Musikredakteur Michael Gmasz im Studio von Radio Stephansdom. - © Foto: Nikolaus Stockert
Musikredakteur Michael Gmasz im Studio von Radio Stephansdom. - © Foto: Nikolaus Stockert

Vor 17 Jahren, am 24. September 1998, ging Radio Stephansdom erstmals auf Sendung. Die Gründung geht auf die Initiative von Christoph Kardinal Schönborn zurück: Er setzte 1997/98 - auch aufgrund der Erfahrungen mit Radio Notre Dame in Paris - das Radioprojekt in Gang. Denn nachdem das Privatradiogesetz 1997 erstmals auch privaten Initiativen die Möglichkeit gab, einen eigenen Sender zu gründen, begannen im Herbst 1997 die Vorarbeiten für Radio Stephansdom. Mit seiner Frequenz 107,3 ist es Teil des Medienhauses der Erzdiözese Wien, das auch die Wochenzeitung "Der Sonntag" herausgibt, Bücher publiziert sowie für die Öffentlichkeitsarbeit und digitale Kommunikation der Erzdiözese Wien verantwortlich zeichnet.

Mehr Klassik und Information in neuem Klang


Mit 1. Juni kommt es nun zu einem umfassenden Relaunch des inzwischen etablierten Radiosenders: Aus Radio Stephansdom wird Radio Klassik Stephansdom mit neuem Logo und Sounddesign. "Radio Klassik Stephansdom ist ein neues Radio", sagt dazu Geschäftsführer und Chefredakteur Christoph Wellner. Rundum erneuert, sozusagen. "Mehr Klassik, mehr Information, ein moderner Auftritt in Bild und Klang." So werde etwa das neue "Allegro Magazin" von Montag bis Freitag ab sechs Uhr Früh den ganzen Vormittag mit aktuellen Berichten und Klassik zu hören sein. Sein Stammhörpublikum will Wellner mit der umfassenden Programmreform freilich nicht vergrämen: "Unser Ziel ist es, mit unserem Programm viele neue Hörer zu gewinnen. Unser Stammpublikum wird weiterhin Vertrautes hören."

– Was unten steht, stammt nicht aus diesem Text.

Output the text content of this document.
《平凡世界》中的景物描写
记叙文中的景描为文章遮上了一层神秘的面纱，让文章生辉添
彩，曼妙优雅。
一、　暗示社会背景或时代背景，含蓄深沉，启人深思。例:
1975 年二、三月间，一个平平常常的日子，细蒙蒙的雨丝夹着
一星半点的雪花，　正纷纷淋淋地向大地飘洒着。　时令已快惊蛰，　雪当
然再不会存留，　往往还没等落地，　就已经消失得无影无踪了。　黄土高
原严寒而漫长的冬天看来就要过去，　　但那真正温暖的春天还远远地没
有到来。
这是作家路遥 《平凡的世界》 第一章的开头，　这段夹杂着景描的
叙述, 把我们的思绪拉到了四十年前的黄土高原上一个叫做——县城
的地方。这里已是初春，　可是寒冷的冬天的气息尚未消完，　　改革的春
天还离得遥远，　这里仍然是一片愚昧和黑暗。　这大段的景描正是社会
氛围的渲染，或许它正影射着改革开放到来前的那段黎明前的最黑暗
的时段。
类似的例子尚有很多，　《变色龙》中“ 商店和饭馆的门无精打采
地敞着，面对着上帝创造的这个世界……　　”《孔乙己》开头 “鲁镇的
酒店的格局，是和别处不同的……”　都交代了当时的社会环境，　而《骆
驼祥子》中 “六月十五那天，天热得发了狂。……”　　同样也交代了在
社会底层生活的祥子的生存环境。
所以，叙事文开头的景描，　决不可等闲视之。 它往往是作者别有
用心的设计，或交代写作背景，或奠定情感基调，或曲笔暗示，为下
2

Der Geschäftsführer und Chefredakteur des Senders Christoph Wellner. - © Foto: Nikolaus Stockert
Der Geschäftsführer und Chefredakteur des Senders Christoph Wellner. - © Foto: Nikolaus Stockert

Weiterhin steht die Klassik im Mittelpunkt des Programms: "Entscheidend ist die Qualität unserer Musikauswahl", meint Ursula Magnes, die Leiterin der Musikredaktion. "Die beste Balance zwischen Klassikhits und tollen Neuentdeckungen hat uns mehrere internationale Auszeichnungen und positive Medienkritik eingebracht", so Magnes. Die Sendung "Rubato" etwa wandere in den Vormittag, um mehr Zeit für prominente und spannende Gäste zu gewinnen. Spezialsendungen vom Sonntag werden freitags wiederholt und die Abende werden von 21 bis 23 Uhr ein Angebot aus Klavier, Kammer- und Filmmusik senden.

Und auch der Internet-Auftritt erhält eine Überarbeitung: Die neue Website ist in einem modernen Layout übersichtlich und bedienerfreundlich gestaltet. Laufende Musikstücke werden angezeigt, Podcasts ermöglichen das Nachhören von verpassten Sendungen.